NCLEX-RN
NCLEX Psychosocial Integrity Questions
1. Which of the following is a true statement about palliative care?
- A. The goal of palliative care is to provide end-of-life care for a client as they transition toward death.
- B. Palliative care provides comfort and support for those who may have a terminal illness.
- C. Palliative care provides resources for funeral arrangements after death.
- D. Palliative care is a support network for family and friends after the death of a loved one.
Correct answer: B
Rationale: Palliative care is a type of care that focuses on providing support and comfort to individuals who may have a terminal illness or severe symptoms. It aims to improve the quality of life for both the individual receiving care and their family. While it can be provided in various settings, including hospitals, homes, or specialized facilities, the primary focus is on symptom management and addressing the physical, emotional, and spiritual needs of the individual. Choice A is incorrect because palliative care is not solely limited to end-of-life care but also includes managing symptoms and improving quality of life. Choice C is incorrect as palliative care is focused on providing care and support during the individual's life, not on funeral arrangements after death. Choice D is incorrect as palliative care is primarily directed towards the individual receiving care, although it may also provide support to their family and friends during the care process.
2. When assisting an older adult client to prepare to take a tub bath, which nursing action is most important?
- A. Check the bath water temperature.
- B. Shut the bathroom door.
- C. Ensure that the client has voided.
- D. Provide extra towels.
Correct answer: A
Rationale: The most critical nursing action when assisting an older adult client in preparing for a tub bath is to check the bath water temperature. This step is essential to prevent burns or excessive chilling, prioritizing the client's safety. While ensuring privacy by shutting the bathroom door (option B), confirming that the client has voided (option C), and providing extra towels (option D) are all important for comfort and dignity, they are secondary to ensuring the client's safety during bathing.
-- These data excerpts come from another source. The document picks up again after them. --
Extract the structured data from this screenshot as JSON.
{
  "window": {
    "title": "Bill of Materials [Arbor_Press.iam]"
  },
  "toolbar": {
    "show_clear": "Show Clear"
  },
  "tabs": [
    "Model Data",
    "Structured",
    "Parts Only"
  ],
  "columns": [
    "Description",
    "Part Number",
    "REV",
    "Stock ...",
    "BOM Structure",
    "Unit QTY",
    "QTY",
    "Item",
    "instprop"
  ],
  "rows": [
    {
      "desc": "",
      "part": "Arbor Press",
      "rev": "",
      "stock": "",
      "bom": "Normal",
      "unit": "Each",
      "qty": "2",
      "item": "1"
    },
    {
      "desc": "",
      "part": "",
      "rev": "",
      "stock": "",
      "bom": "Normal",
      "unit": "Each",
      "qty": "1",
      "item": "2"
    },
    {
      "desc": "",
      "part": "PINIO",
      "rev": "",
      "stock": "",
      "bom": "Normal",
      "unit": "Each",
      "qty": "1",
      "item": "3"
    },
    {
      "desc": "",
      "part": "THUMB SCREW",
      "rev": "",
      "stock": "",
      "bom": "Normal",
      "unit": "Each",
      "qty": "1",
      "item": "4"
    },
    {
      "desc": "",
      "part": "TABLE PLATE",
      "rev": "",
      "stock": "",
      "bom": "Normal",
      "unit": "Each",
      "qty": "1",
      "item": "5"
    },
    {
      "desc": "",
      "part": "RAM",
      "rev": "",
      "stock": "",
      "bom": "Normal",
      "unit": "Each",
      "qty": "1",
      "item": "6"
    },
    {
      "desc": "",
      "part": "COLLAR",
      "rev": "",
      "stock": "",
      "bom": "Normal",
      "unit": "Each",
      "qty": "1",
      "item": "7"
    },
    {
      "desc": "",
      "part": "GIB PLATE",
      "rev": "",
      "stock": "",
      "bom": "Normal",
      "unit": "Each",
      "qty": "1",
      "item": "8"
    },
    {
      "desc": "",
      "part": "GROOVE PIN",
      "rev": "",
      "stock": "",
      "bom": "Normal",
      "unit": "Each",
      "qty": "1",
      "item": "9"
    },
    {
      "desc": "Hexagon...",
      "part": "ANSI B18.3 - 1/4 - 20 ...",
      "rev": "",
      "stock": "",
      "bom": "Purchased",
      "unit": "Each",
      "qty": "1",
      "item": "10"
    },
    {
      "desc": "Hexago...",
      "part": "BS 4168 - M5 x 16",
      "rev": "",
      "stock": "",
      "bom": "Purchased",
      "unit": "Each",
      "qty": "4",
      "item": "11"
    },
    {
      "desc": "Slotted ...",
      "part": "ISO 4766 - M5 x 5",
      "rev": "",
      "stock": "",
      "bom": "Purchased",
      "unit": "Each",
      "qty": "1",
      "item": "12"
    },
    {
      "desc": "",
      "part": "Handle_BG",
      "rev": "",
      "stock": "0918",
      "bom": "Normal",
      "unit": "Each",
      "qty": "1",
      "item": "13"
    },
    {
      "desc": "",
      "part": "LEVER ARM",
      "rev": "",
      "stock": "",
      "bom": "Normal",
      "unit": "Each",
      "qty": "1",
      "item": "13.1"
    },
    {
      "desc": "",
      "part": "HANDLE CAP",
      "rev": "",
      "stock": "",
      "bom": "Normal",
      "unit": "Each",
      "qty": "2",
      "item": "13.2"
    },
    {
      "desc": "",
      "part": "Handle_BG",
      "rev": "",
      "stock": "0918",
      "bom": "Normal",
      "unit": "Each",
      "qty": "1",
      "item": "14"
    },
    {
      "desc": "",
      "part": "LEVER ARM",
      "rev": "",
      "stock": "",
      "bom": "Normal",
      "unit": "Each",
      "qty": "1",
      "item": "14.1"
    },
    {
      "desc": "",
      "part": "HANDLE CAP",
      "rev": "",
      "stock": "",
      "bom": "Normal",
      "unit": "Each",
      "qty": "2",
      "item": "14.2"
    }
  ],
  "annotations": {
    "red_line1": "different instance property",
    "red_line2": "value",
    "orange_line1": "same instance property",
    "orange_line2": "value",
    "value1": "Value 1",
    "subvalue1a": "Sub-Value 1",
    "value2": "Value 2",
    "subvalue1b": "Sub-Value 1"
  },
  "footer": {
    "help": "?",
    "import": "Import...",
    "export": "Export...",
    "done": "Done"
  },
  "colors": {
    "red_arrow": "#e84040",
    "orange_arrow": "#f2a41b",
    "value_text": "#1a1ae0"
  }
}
Therefore, checking the bath water temperature is the priority to safeguard the client's well-being and prevent potential injuries.
3. Which of the following medications would NOT be an appropriate prn medication for use during an episode of aggression or violence for the patient with a psychiatric diagnosis?
- A. Olanzapine
- B. Meperidine
- C. Ziprasidone
- D. Haloperidol
Correct answer: B
Rationale: Meperidine is an opioid used to treat pain and is not suitable for managing aggressive or violent behavior in patients with psychiatric diagnoses. Olanzapine, ziprasidone, and haloperidol are appropriate choices for managing aggression or violence. Olanzapine and ziprasidone are second-generation antipsychotic medications, while haloperidol is a traditional antipsychotic. These medications have demonstrated effectiveness in managing aggressive behavior, with or without the adjunctive use of a benzodiazepine. Meperidine's primary indication is for pain relief, making it unsuitable for managing psychiatric-related aggression or violence.
4. The client is 5 feet from the bathroom door when he states, 'I feel faint.' Before the nurse can get the client to a chair, the client starts to fall. What is the priority action for the nurse to take?
- A. Check the client's carotid pulse
- B. Encourage the client to get to the toilet
- C. In a loud voice, call for help
- D. Gently lower the client to the floor
Correct answer: D
Rationale: The priority action for the nurse is to gently lower the client to the floor (Option D). This action is crucial to prevent injury to both the client and the nurse. Lowering the client to the floor should be done when the client is unable to support his own weight, ensuring a safe position to prevent falls. Checking the client's carotid pulse (Option A) is important, but it should be performed after ensuring the client's safety. Encouraging the client to get to the toilet (Option B) is impractical as the client is already falling. Calling for help in a loud voice (Option C) may cause chaos and alarm other clients, making it a less suitable immediate action in this scenario.
5. To reduce the risk of venous thrombosis, which measure should the nurse instruct the client in to promote venous return?
- A. Instruct in the use of the incentive spirometer.
- B. Elevate the head of the bed during all meals.
- C. Use aseptic technique to change the dressing.
- D. Encourage frequent ambulation in the hallway.
Correct answer: D
Rationale: To prevent venous thrombus formation, promoting venous return is crucial. Encouraging frequent ambulation in the hallway helps prevent venous stasis and reduces the risk of thrombus formation in immobile clients. Option A (using the incentive spirometer) aids in alveolar expansion to prevent atelectasis, not specifically venous thrombosis. Option B (elevating the head of the bed during meals) reduces the risk of aspiration, not venous thrombosis. Option C (using aseptic technique for dressing changes) reduces the risk of postoperative infection, not specifically venous thrombosis. Therefore, among the options provided, encouraging frequent ambulation in the hallway is the most effective measure to prevent venous thrombosis.